Surpassing his own superbike pace from 2018, Hickman claimed victory from Michael Dunlop by a comfortable 17 seconds, with Dean Harrison once again rounding out the podium in third place.
Now drawing him equal with names like Steve Hislop and Peter McCallen on 11 wins around the historic Snaefell Mountain Circuit, it’s likely that it’ll be a victory remembered more for his laptime than his gap to second place, given the dominant nature of his final flying lap to raise the average speed by nearly one full mile per hour.
Another win for @PeterHickman60 puts him on an equal number of wins with TT legends Philip McCallen and Steve Hislop. What another remarkable accolade for Peter 👏#TT2023 #Superstock @RL360_group pic.twitter.com/VvHnOsilpA
— Isle of Man TT Races (@ttracesofficial) June 9, 2023
His race itself, the record laptime aside, was an almost picture-perfect repeat of his Tuesday victory in the production-derived class, Hickman taking an early lead despite admitting afterwards to not quite feeling his 100% initially, and then managing the advantage over Dunlop – before absolutely pulling the pin on the last lap to make it around the 37.73 miles some 12 seconds faster than his Northern Irish rival.
The lap clocked in at an average speed of 136.358mph, and a time of 16m36s.114s – compared to the past record of 135.542mph/16m42.778s.
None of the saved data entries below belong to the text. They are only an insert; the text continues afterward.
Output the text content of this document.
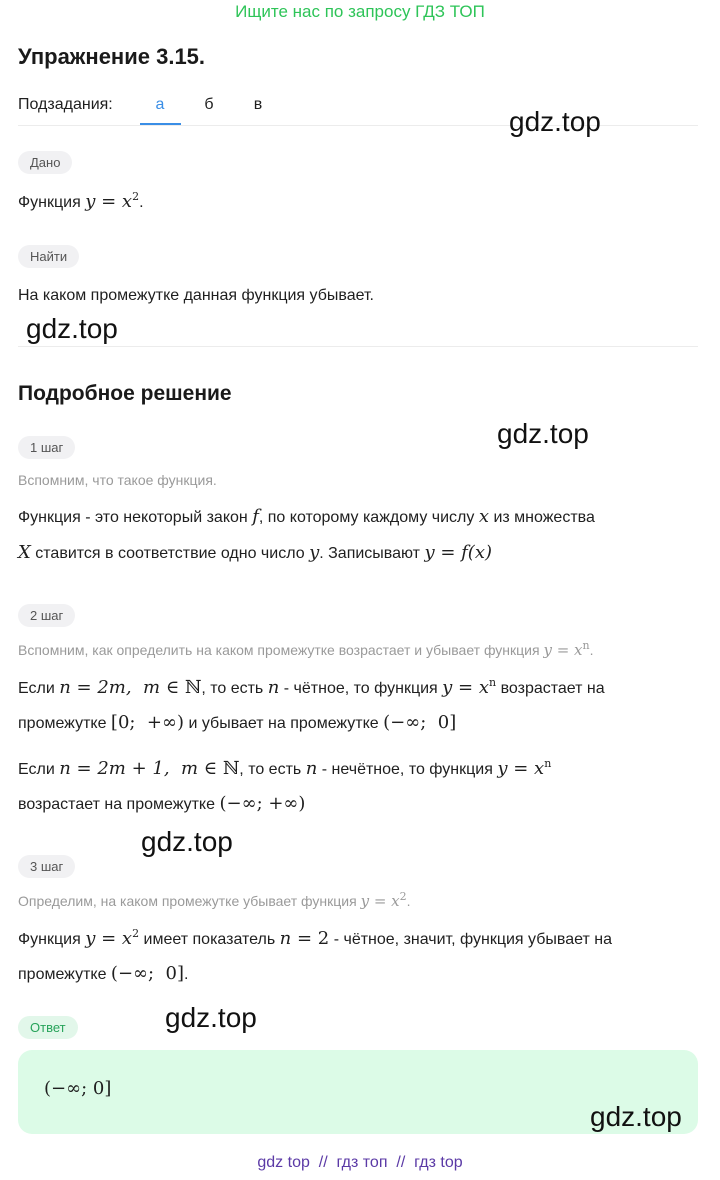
Ищите нас по запросу ГДЗ ТОП
Упражнение 3.15.
Подзадания:	а	б	в
Дано
Функция $y = x^2$.
Найти
На каком промежутке данная функция убывает.
Подробное решение
1 шаг
Вспомним, что такое функция.
Функция - это некоторый закон f, по которому каждому числу x из множества
X ставится в соответствие одно число y. Записывают y = f(x)
2 шаг
Вспомним, как определить на каком промежутке возрастает и убывает функция $y = x^n$.
Если n = 2m,  m ∈ ℕ, то есть n - чётное, то функция $y = x^n$ возрастает на
промежутке [0;  +∞) и убывает на промежутке (−∞;  0]
Если n = 2m + 1,  m ∈ ℕ, то есть n - нечётное, то функция $y = x^n$
возрастает на промежутке (−∞; +∞)
3 шаг
Определим, на каком промежутке убывает функция $y = x^2$.
Функция $y = x^2$ имеет показатель n = 2 - чётное, значит, функция убывает на
промежутке (−∞;  0].
Ответ
(−∞; 0]
gdz.top
gdz.top
gdz.top
gdz.top
gdz.top
gdz.top
gdz top  //  гдз топ  //  гдз top
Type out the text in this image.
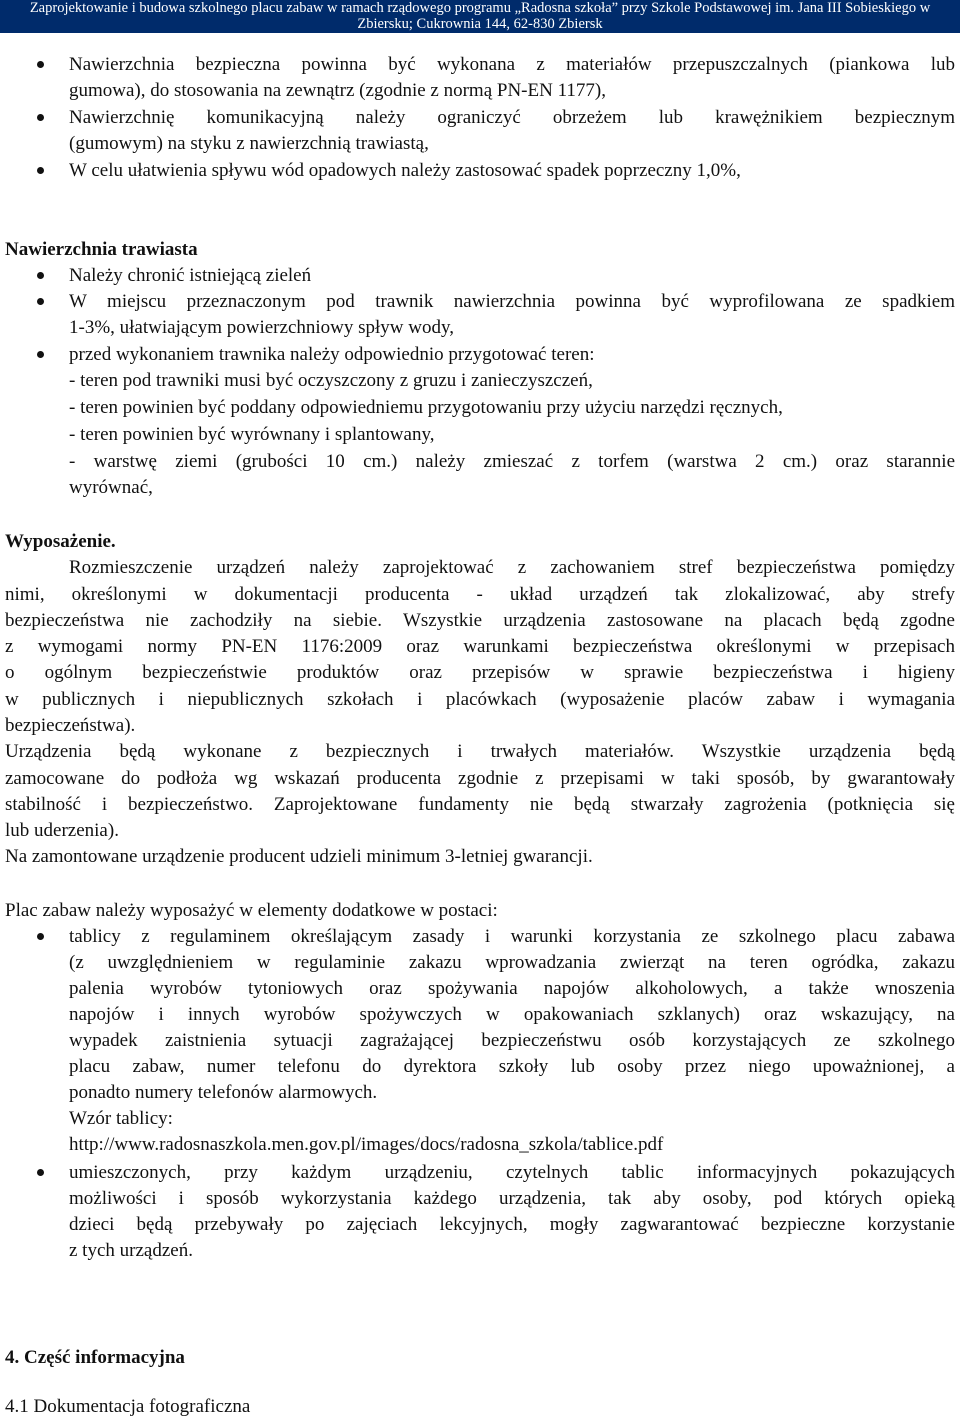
Zaprojektowanie i budowa szkolnego placu zabaw w ramach rządowego programu „Radosna szkoła” przy Szkole Podstawowej im. Jana III Sobieskiego w
Zbiersku; Cukrownia 144, 62-830 Zbiersk
Nawierzchnia bezpieczna powinna być wykonana z materiałów przepuszczalnych (piankowa lub
gumowa), do stosowania na zewnątrz (zgodnie z normą PN-EN 1177),
Nawierzchnię komunikacyjną należy ograniczyć obrzeżem lub krawężnikiem bezpiecznym
(gumowym) na styku z nawierzchnią trawiastą,
W celu ułatwienia spływu wód opadowych należy zastosować spadek poprzeczny 1,0%,
Nawierzchnia trawiasta
Należy chronić istniejącą zieleń
W miejscu przeznaczonym pod trawnik nawierzchnia powinna być wyprofilowana ze spadkiem
1-3%, ułatwiającym powierzchniowy spływ wody,
przed wykonaniem trawnika należy odpowiednio przygotować teren:
- teren pod trawniki musi być oczyszczony z gruzu i zanieczyszczeń,
- teren powinien być poddany odpowiedniemu przygotowaniu przy użyciu narzędzi ręcznych,
- teren powinien być wyrównany i splantowany,
- warstwę ziemi (grubości 10 cm.) należy zmieszać z torfem (warstwa 2 cm.) oraz starannie
wyrównać,
Wyposażenie.
Rozmieszczenie urządzeń należy zaprojektować z zachowaniem stref bezpieczeństwa pomiędzy
nimi, określonymi w dokumentacji producenta - układ urządzeń tak zlokalizować, aby strefy
bezpieczeństwa nie zachodziły na siebie. Wszystkie urządzenia zastosowane na placach będą zgodne
z wymogami normy PN-EN 1176:2009 oraz warunkami bezpieczeństwa określonymi w przepisach
o ogólnym bezpieczeństwie produktów oraz przepisów w sprawie bezpieczeństwa i higieny
w publicznych i niepublicznych szkołach i placówkach (wyposażenie placów zabaw i wymagania
bezpieczeństwa).
Urządzenia będą wykonane z bezpiecznych i trwałych materiałów. Wszystkie urządzenia będą
zamocowane do podłoża wg wskazań producenta zgodnie z przepisami w taki sposób, by gwarantowały
stabilność i bezpieczeństwo. Zaprojektowane fundamenty nie będą stwarzały zagrożenia (potknięcia się
lub uderzenia).
Na zamontowane urządzenie producent udzieli minimum 3-letniej gwarancji.
Plac zabaw należy wyposażyć w elementy dodatkowe w postaci:
tablicy z regulaminem określającym zasady i warunki korzystania ze szkolnego placu zabawa
(z uwzględnieniem w regulaminie zakazu wprowadzania zwierząt na teren ogródka, zakazu
palenia wyrobów tytoniowych oraz spożywania napojów alkoholowych, a także wnoszenia
napojów i innych wyrobów spożywczych w opakowaniach szklanych) oraz wskazujący, na
wypadek zaistnienia sytuacji zagrażającej bezpieczeństwu osób korzystających ze szkolnego
placu zabaw, numer telefonu do dyrektora szkoły lub osoby przez niego upoważnionej, a
ponadto numery telefonów alarmowych.
Wzór tablicy:
http://www.radosnaszkola.men.gov.pl/images/docs/radosna_szkola/tablice.pdf
umieszczonych, przy każdym urządzeniu, czytelnych tablic informacyjnych pokazujących
możliwości i sposób wykorzystania każdego urządzenia, tak aby osoby, pod których opieką
dzieci będą przebywały po zajęciach lekcyjnych, mogły zagwarantować bezpieczne korzystanie
z tych urządzeń.
4. Część informacyjna
4.1 Dokumentacja fotograficzna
Dunlop was comfortably clear of Harrison in third, taking second place by 40 seconds and relegating the DAO Racing Kawasaki rider to the final step of the podium for the fifth time this week.
However, the race win might also have presented Hickman with a bit of a problem for tomorrow’s final race of the TT fortnight, the blue-riband Senior TT. Given he’d struggled so far throughout the event with his own superbike machine and was beaten by Dunlop a week ago in the opening race, it means that many are now expecting Hickman to instead elect to run the more standard, superstock-spec BMW M1000RR bike in that event, too.
Before that, however, Michael Dunlop has a chance to make TT history of his very own by drawing equal with his uncle Joey as the most successful TT racer of all time, with the penultimate race of the event getting underway with the supertwin class shortly.